Слушая, Катя только презрительно щурилась, а Димыч между тем, воодушевляясь, забывал вопросительно на нее оглядываться. Тане же, если она при сем присутствовала, становилось неловко. И чудилось ей, что Димка так именно разговаривал как бы не от себя, это была не его интонация, человека скромного и тихого, лишенного сколько-нибудь яркого темперамента (не здесь ли крылось потаенное раздражение Катерины?). Ковалев выступал от имени клана Великих Физиков, Властителей дум, бывших властителей бывших дум, добавляла про себя Таня, не догадывающихся, что они бывшие.
Тут, пожалуй, следует оговориться, что вовсе не обязательно полностью разделять позицию Татьяны Николаевны Денисовой, но она думала именно так. Интонация, дозволенность «выступать» с позиции интеллектуального над окружающими превосходства шли оттуда, из тех времен, когда несколько ведущих стариков физиков и их ученики действительно были силой и что-то придумывали важное и голос их был слышен и весом, когда публицистические статьи могикан, опубликованные в толстых журналах, цитировались и мгновенно расходились по стране афоризмами. Каких-то десять — пятнадцать лет минуло, парадигма, проклятое слово, не дававшее Тане в последнее время покоя, покачнулась, но этого предупреждающего подземного толчка не заметили ни в физических лабораториях, ни в тех мастерских и избранных салонах, где Ковалев и его коллеги почитались главными гостями.
Таню пугала легкость исторических бесед, а Димычу и его приятелям приятно было разговаривать друг с другом — они все читали Костомарова, у всех был Соловьев и Ключевский, многие имели или мечтали иметь Карамзина и Татищева. Все так... Но когда Натальин Фролов неуклюже заговорил однажды с Таней о той же истории (праздновалось пятилетие счастливого их с Натальей брака), о какой-то редкой книге, мемуарах времен Ивана Грозного, Фроловым добытой, что-то вроде «Россия глазами англичанина», Таня поймала себя на мысли, что корявые, тяжело поворачивающиеся фразы Фролова слушать ей интереснее — в них была первозданность открывателя, труд постичь нечто, имевшее отношение к нему, Фролову лично, его корням и истокам, его рабскому, поротому прошлому, в них было великое изумление перед пестротой и диковинностью минувшей жизни, ее крутыми изломами и характерами, в которых Фролов с еще бо́льшим изумлением открывал повторяемость, похожесть своих наблюдений и наблюдений всеми забытого англичанина, занесенного в Россию волею необычайных обстоятельств. Россия и ее судьба... это была его боль, и в Тане она родственно отозвалась, и Фролов почувствовал это, и, хотя потом он снова на несколько лет замолчал, Таня уже знала, что его молчание не пусто — там, закрытая от всех, шла своя работа.

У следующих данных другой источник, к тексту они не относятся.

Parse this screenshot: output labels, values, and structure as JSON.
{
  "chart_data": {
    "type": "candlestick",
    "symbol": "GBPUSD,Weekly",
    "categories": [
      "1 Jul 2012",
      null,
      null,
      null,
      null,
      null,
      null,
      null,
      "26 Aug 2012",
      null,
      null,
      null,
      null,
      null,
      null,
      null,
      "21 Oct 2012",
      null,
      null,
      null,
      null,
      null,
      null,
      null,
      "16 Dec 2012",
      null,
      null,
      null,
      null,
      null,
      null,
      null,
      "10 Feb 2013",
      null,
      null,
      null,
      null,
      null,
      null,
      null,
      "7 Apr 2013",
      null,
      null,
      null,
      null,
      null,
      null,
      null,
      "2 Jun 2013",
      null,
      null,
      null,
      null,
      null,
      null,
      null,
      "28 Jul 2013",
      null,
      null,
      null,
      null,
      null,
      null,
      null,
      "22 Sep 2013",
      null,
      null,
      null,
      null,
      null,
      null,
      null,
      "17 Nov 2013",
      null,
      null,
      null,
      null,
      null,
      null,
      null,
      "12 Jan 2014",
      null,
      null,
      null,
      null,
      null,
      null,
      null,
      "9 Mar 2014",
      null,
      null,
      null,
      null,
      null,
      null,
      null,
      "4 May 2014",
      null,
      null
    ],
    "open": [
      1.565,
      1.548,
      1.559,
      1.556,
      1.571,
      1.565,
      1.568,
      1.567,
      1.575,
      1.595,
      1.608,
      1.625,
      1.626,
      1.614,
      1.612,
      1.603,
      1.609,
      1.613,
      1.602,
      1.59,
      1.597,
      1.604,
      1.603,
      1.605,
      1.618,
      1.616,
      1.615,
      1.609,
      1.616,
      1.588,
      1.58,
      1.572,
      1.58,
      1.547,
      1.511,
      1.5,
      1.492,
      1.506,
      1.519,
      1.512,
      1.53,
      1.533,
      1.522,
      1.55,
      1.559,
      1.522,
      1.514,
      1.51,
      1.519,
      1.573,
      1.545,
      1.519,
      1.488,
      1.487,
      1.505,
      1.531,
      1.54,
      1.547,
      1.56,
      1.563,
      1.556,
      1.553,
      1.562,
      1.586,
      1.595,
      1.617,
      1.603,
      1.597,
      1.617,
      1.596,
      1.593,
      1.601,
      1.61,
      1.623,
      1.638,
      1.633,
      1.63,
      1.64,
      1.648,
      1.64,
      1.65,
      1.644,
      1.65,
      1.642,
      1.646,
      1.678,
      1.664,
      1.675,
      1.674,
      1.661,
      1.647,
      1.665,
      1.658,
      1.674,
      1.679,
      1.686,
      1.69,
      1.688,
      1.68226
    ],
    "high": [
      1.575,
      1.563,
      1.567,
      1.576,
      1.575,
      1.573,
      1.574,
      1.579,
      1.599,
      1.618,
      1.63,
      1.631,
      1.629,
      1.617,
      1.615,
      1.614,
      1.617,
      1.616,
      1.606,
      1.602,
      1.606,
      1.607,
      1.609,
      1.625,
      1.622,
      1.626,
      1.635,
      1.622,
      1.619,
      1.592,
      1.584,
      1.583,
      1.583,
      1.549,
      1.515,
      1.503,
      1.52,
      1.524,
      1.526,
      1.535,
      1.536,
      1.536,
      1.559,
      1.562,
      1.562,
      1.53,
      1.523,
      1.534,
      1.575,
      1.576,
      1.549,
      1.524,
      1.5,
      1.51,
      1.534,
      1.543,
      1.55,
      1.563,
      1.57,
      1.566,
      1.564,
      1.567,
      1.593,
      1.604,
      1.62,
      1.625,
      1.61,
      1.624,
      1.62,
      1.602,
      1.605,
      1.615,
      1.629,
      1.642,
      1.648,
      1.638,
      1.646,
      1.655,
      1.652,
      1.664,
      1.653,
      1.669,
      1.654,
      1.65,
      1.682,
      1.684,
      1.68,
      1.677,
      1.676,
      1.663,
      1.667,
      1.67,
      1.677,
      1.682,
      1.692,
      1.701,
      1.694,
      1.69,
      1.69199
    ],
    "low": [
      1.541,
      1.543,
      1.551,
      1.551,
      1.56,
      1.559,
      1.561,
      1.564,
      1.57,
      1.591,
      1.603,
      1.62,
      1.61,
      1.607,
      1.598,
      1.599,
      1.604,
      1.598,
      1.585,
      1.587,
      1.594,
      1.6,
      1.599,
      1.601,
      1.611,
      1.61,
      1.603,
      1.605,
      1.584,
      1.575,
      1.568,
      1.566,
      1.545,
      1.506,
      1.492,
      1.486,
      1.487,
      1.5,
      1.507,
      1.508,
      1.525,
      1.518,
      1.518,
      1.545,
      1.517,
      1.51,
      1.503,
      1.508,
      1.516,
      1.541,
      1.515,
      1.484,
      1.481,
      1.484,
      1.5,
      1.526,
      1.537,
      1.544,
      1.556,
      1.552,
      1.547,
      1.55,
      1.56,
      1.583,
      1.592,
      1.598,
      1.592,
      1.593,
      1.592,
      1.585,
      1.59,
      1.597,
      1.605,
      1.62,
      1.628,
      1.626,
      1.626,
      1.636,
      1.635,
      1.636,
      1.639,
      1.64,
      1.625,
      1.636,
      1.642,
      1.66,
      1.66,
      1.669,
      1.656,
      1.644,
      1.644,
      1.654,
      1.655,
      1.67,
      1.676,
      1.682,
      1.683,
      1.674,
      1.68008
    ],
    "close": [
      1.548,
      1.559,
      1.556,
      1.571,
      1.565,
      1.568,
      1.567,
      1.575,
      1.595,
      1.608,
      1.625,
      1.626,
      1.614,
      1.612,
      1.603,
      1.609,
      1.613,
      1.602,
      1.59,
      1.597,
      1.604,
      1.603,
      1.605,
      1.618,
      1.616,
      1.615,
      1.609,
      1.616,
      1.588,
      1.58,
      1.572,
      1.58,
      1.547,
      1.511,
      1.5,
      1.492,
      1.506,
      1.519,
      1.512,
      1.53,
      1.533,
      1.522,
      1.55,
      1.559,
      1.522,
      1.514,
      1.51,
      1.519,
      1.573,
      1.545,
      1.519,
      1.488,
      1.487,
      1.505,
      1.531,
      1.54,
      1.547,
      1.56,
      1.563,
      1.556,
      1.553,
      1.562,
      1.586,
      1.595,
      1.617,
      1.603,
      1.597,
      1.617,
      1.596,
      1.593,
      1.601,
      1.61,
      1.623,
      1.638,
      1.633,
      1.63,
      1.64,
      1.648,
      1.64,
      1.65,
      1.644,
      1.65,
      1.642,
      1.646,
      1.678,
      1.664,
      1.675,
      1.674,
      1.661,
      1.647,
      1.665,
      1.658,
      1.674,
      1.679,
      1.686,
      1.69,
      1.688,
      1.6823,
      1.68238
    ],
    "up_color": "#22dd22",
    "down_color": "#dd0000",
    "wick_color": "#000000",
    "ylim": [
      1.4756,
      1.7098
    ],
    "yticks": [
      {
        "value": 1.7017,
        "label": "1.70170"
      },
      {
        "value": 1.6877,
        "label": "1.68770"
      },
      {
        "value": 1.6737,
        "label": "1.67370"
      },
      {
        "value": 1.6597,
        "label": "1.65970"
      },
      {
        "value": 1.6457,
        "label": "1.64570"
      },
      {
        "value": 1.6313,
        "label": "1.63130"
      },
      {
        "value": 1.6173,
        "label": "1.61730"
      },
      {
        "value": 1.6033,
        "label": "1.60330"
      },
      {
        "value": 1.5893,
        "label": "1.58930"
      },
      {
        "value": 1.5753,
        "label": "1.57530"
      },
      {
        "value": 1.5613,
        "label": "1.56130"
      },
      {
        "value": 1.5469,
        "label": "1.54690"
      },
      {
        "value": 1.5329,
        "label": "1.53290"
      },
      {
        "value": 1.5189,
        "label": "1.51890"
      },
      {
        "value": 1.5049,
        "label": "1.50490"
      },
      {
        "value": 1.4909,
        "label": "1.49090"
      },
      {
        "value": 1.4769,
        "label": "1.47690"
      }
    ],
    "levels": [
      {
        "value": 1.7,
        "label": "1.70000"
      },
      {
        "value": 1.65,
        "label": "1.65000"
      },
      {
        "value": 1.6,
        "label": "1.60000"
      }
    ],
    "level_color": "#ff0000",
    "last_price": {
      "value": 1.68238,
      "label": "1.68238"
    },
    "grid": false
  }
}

В разговорах Ковалева и его окружения Тане этого не было слышно. Была заинтересованная любознательность, был спорт размышлений, была модельная прикидка: что было бы, если бы... Не было (тут мы позволим себе высказаться Таниными словами) сочувственной сострадательности, что ли, извиняющейся интонации личного своего приобщения к роду человеческому, который вот ведь что творит и вот ведь часто на что способен. История, ближайшая и отдаленная, становилась тем самым уже не своим, кровным, а — хотелось этого Димычу или нет, скорее не хотелось, но так получалось, так вела его звезда быстрого восхождения и включенности в мир так называемого абстрактного интеллекта, — предметом неравнодушного, но все же рассмотрения, а не переживания.
...Вряд ли именно эти сложные соображения могли так задевать Катрин, когда она слушала речи своего мужа, но оттенок умствования она, несомненно, улавливала, и, живя среди умствования круглосуточно, то есть живя так называемой «интересной жизнью», жизнь эту она с каждым годом переносила все хуже. Что касается Тани, то ее при пересечении их «кругов», а пересекались они сравнительно часто (Ковалевы их любили, и Таню любили отдельно, и интересовались ее работой, особенно Катерина, одно время она даже ходила к Тане в институт на семинары), то Таню всякий раз поражала розность и все же внутренняя схожесть Денисова и Ковалева в отношении ко всему, что не касалось их науки, в применении же к Денисову лучше выразиться — деятельности. Валентин предпочитал потреблять все так называемое «духовное», в том числе историю, в готовой расфасовке, во всяком случае у Тани было такое подозрение; Димыч склонялся к тому, чтобы самому попытаться распределять, то есть расфасовывать, известные ему факты в той последовательности, в которой незаметным образом предлагали ему это сделать среда и давно сложившаяся в ней атмосфера. В сущности, какая же была между ними разница? На поверку получалось, что оба приятеля потребляли готовое. А у незаметного Фролова, затюканного мужа энергичной жены, выражаясь по старинке, болела душа.